According to Prensky, a lot of the new motivational problems at school stem from the old teaching mentality which simply doesn’t reach the students, whose brains may even have become different in this fast-paced digital world of instant messaging and multi-tasking. Now some of this does resonate with me. I must admit I still largely believe in the old ‘no pain, no gain’ adage about learning, or that you learn certain things more easily in small doses, step-by-step, in, at least ostensibly, a logical order. But when I prepare my classes accordingly, and present them to a group of students to the best of my understanding and ability, it’s often moans and groans and dozing youngsters I am confronted with.So, what if this new generation truly learns very differently – making sense out of chaos in random order, sometimes progressing in giant leaps, which, of course, makes my gradual approach simply too boring to pay any attention to?

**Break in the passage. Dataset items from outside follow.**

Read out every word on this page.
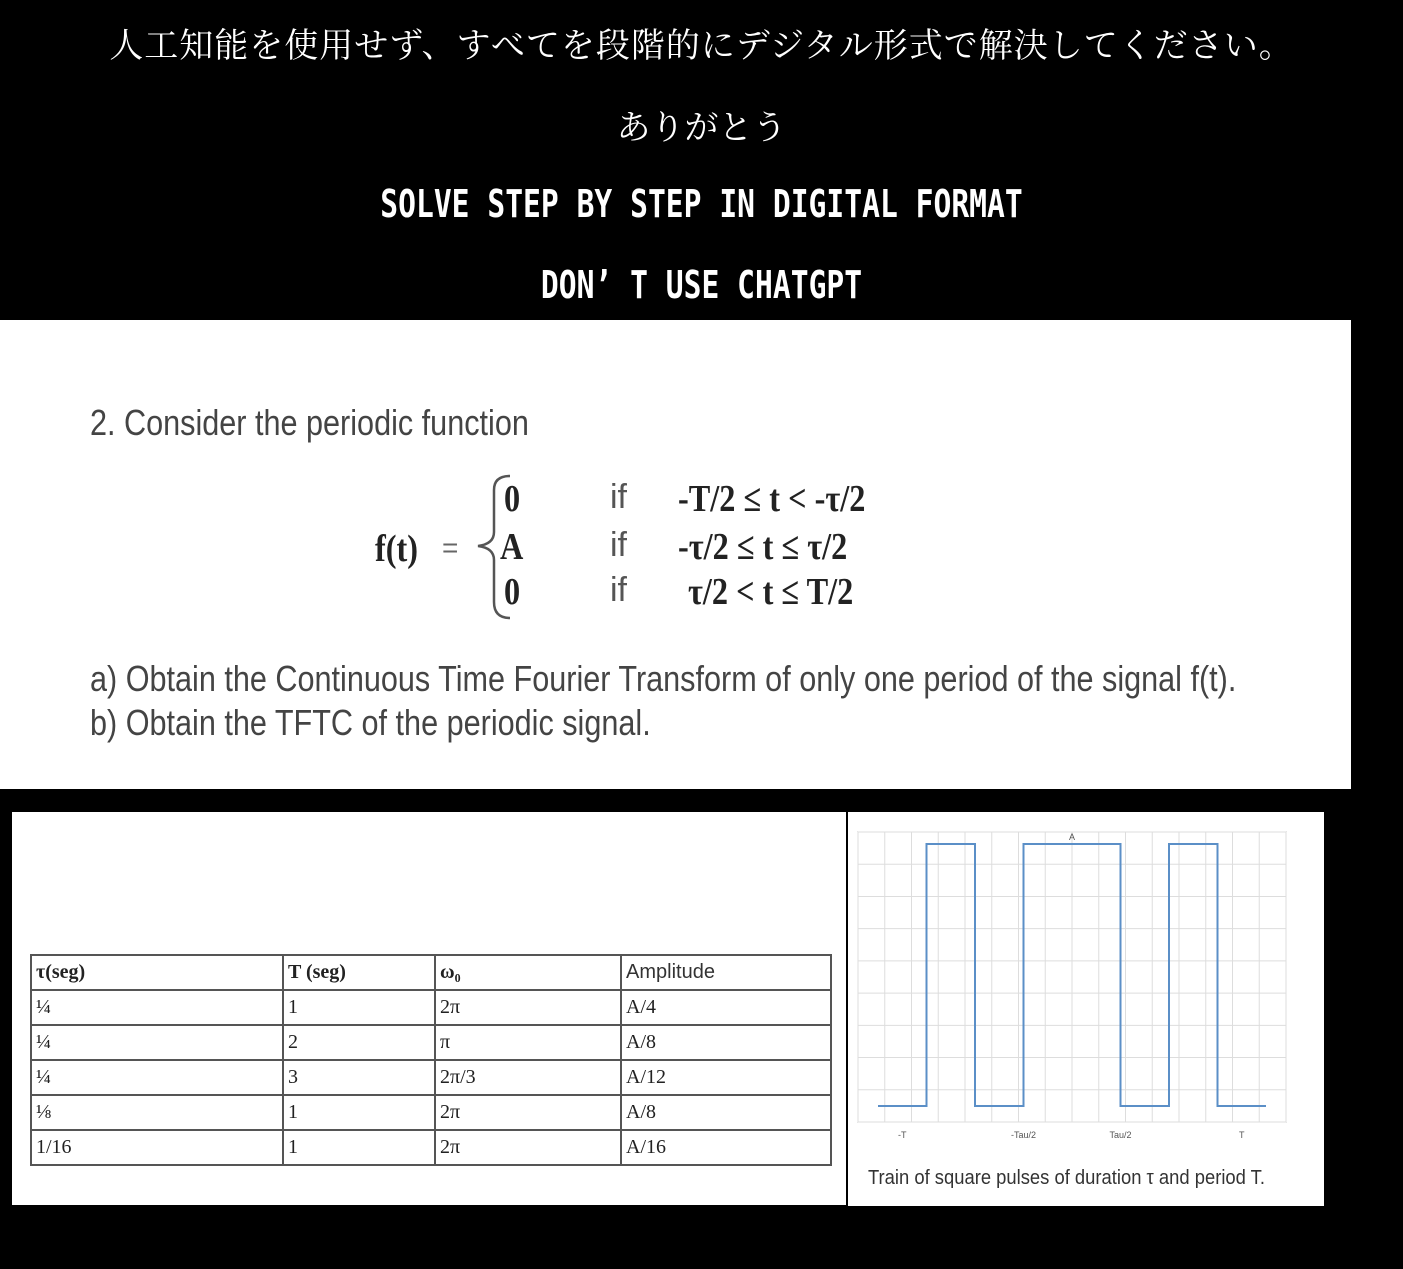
人工知能を使用せず、すべてを段階的にデジタル形式で解決してください。
ありがとう
SOLVE STEP BY STEP IN DIGITAL FORMAT
DON’ T USE CHATGPT
2. Consider the periodic function
f(t) =
0	if -T/2 ≤ t < -τ/2
A	if -τ/2 ≤ t ≤ τ/2
0	if τ/2 < t ≤ T/2
a) Obtain the Continuous Time Fourier Transform of only one period of the signal f(t).
b) Obtain the TFTC of the periodic signal.
τ(seg)	T (seg)	ω₀	Amplitude
¼	1	2π	A/4
¼	2	π	A/8
¼	3	2π/3	A/12
⅛	1	2π	A/8
1/16	1	2π	A/16
A
-T	-Tau/2	Tau/2	T
Train of square pulses of duration τ and period T.
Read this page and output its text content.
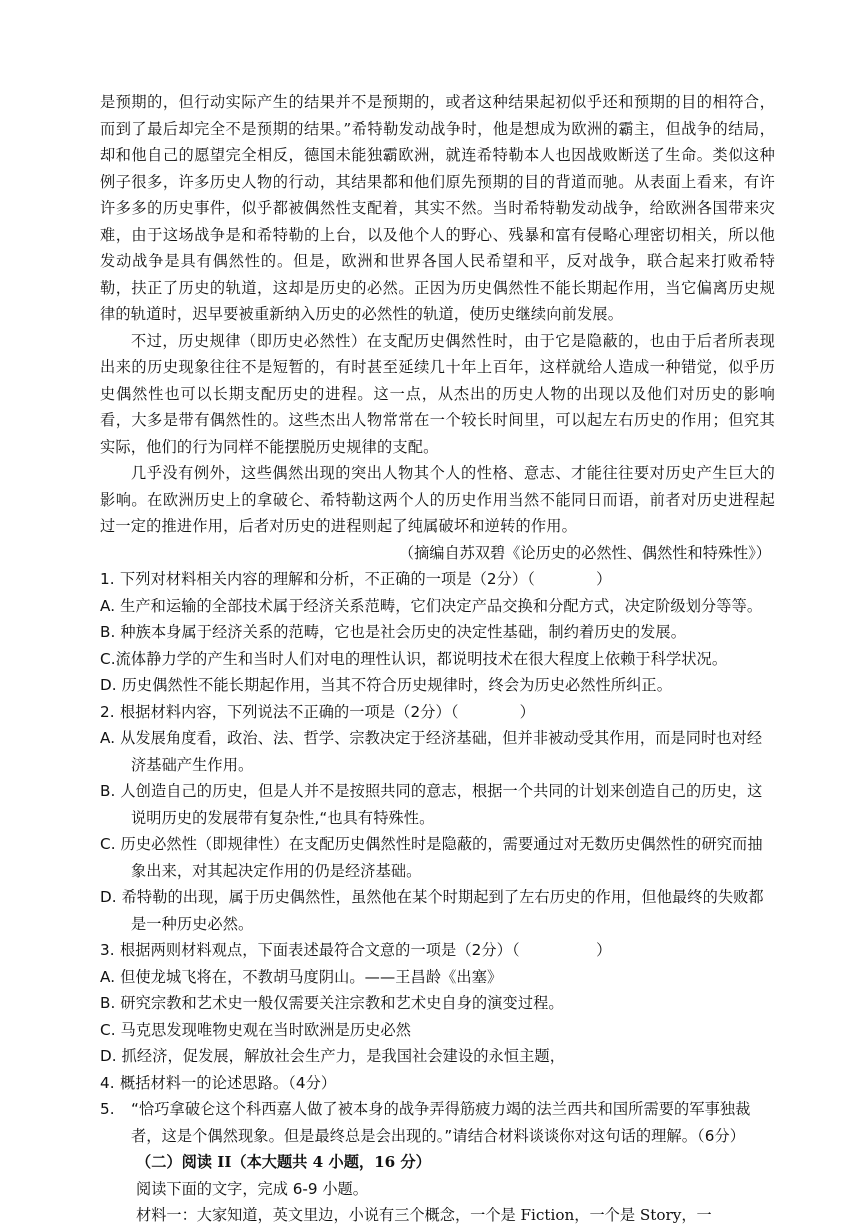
是预期的，但行动实际产生的结果并不是预期的，或者这种结果起初似乎还和预期的目的相符合，而到了最后却完全不是预期的结果。”希特勒发动战争时，他是想成为欧洲的霸主，但战争的结局，却和他自己的愿望完全相反，德国未能独霸欧洲，就连希特勒本人也因战败断送了生命。类似这种例子很多，许多历史人物的行动，其结果都和他们原先预期的目的背道而驰。从表面上看来，有许许多多的历史事件，似乎都被偶然性支配着，其实不然。当时希特勒发动战争，给欧洲各国带来灾难，由于这场战争是和希特勒的上台，以及他个人的野心、残暴和富有侵略心理密切相关，所以他发动战争是具有偶然性的。但是，欧洲和世界各国人民希望和平，反对战争，联合起来打败希特勒，扶正了历史的轨道，这却是历史的必然。正因为历史偶然性不能长期起作用，当它偏离历史规律的轨道时，迟早要被重新纳入历史的必然性的轨道，使历史继续向前发展。

不过，历史规律（即历史必然性）在支配历史偶然性时，由于它是隐蔽的，也由于后者所表现出来的历史现象往往不是短暂的，有时甚至延续几十年上百年，这样就给人造成一种错觉，似乎历史偶然性也可以长期支配历史的进程。这一点，从杰出的历史人物的出现以及他们对历史的影响看，大多是带有偶然性的。这些杰出人物常常在一个较长时间里，可以起左右历史的作用；但究其实际，他们的行为同样不能摆脱历史规律的支配。

几乎没有例外，这些偶然出现的突出人物其个人的性格、意志、才能往往要对历史产生巨大的影响。在欧洲历史上的拿破仑、希特勒这两个人的历史作用当然不能同日而语，前者对历史进程起过一定的推进作用，后者对历史的进程则起了纯属破坏和逆转的作用。

（摘编自苏双碧《论历史的必然性、偶然性和特殊性》）

1. 下列对材料相关内容的理解和分析，不正确的一项是（2分）（　　　　）

A. 生产和运输的全部技术属于经济关系范畴，它们决定产品交换和分配方式，决定阶级划分等等。

B. 种族本身属于经济关系的范畴，它也是社会历史的决定性基础，制约着历史的发展。

C.流体静力学的产生和当时人们对电的理性认识，都说明技术在很大程度上依赖于科学状况。

D. 历史偶然性不能长期起作用，当其不符合历史规律时，终会为历史必然性所纠正。

2. 根据材料内容，下列说法不正确的一项是（2分）（　　　　）

A. 从发展角度看，政治、法、哲学、宗教决定于经济基础，但并非被动受其作用，而是同时也对经济基础产生作用。

B. 人创造自己的历史，但是人并不是按照共同的意志，根据一个共同的计划来创造自己的历史，这说明历史的发展带有复杂性,“也具有特殊性。

C. 历史必然性（即规律性）在支配历史偶然性时是隐蔽的，需要通过对无数历史偶然性的研究而抽象出来，对其起决定作用的仍是经济基础。

D. 希特勒的出现，属于历史偶然性，虽然他在某个时期起到了左右历史的作用，但他最终的失败都是一种历史必然。

3. 根据两则材料观点，下面表述最符合文意的一项是（2分）（　　　　　）

A. 但使龙城飞将在，不教胡马度阴山。——王昌龄《出塞》

B. 研究宗教和艺术史一般仅需要关注宗教和艺术史自身的演变过程。

C. 马克思发现唯物史观在当时欧洲是历史必然

D. 抓经济，促发展，解放社会生产力，是我国社会建设的永恒主题，

4. 概括材料一的论述思路。（4分）

5. “恰巧拿破仑这个科西嘉人做了被本身的战争弄得筋疲力竭的法兰西共和国所需要的军事独裁者，这是个偶然现象。但是最终总是会出现的。”请结合材料谈谈你对这句话的理解。（6分）

（二）阅读 II（本大题共 4 小题，16 分）

阅读下面的文字，完成 6-9 小题。

材料一：大家知道，英文里边，小说有三个概念，一个是 Fiction，一个是 Story，一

However, there is already research to question Prensky’s assumptions about the 21st-century youngsters’ differently wired brains.

JISC (Joint Information Systems Committee), a British committee supporting education and research, has published a report revealing that, what they call, the ‘Google generation’, lacks the critical and analytical skills to assess the information they find on the web. So maybe we older-generation teachers still serve a purpose in guiding our students how to navigate the stormy information seas of the new millennium, as long as we overcome our initial fear of using the new technology for educational purposes.

Thinking about all this technology use made me remember the first piece of technology that really changed my life. It was back in the 70s, when I got my first portable cassette recorder that suddenly allowed me to make my own tapes containing my favourite 70s glam-rock tunes in the exact order I wanted. For years, that recorder was the only technological gadget I had in my room. Today, it sounds like ancient history. Funny enough, just this school year, I used a cassette in one of my English groups, and the students were mystified to see it. What is THAT?? What, it has two sides?? How on earth does it work?

It was as alien to them as many of their modern music gear is to me. I can still vividly remember how mobile phones and computers literally revolutionized my communication patterns, whereas most of my students now, of course, take them for granted in their lives, not thinking twice about it. So at least in this sense, I am indeed a digital immigrant – yet, nevertheless, I still remain eager to keep learning new things all through my life.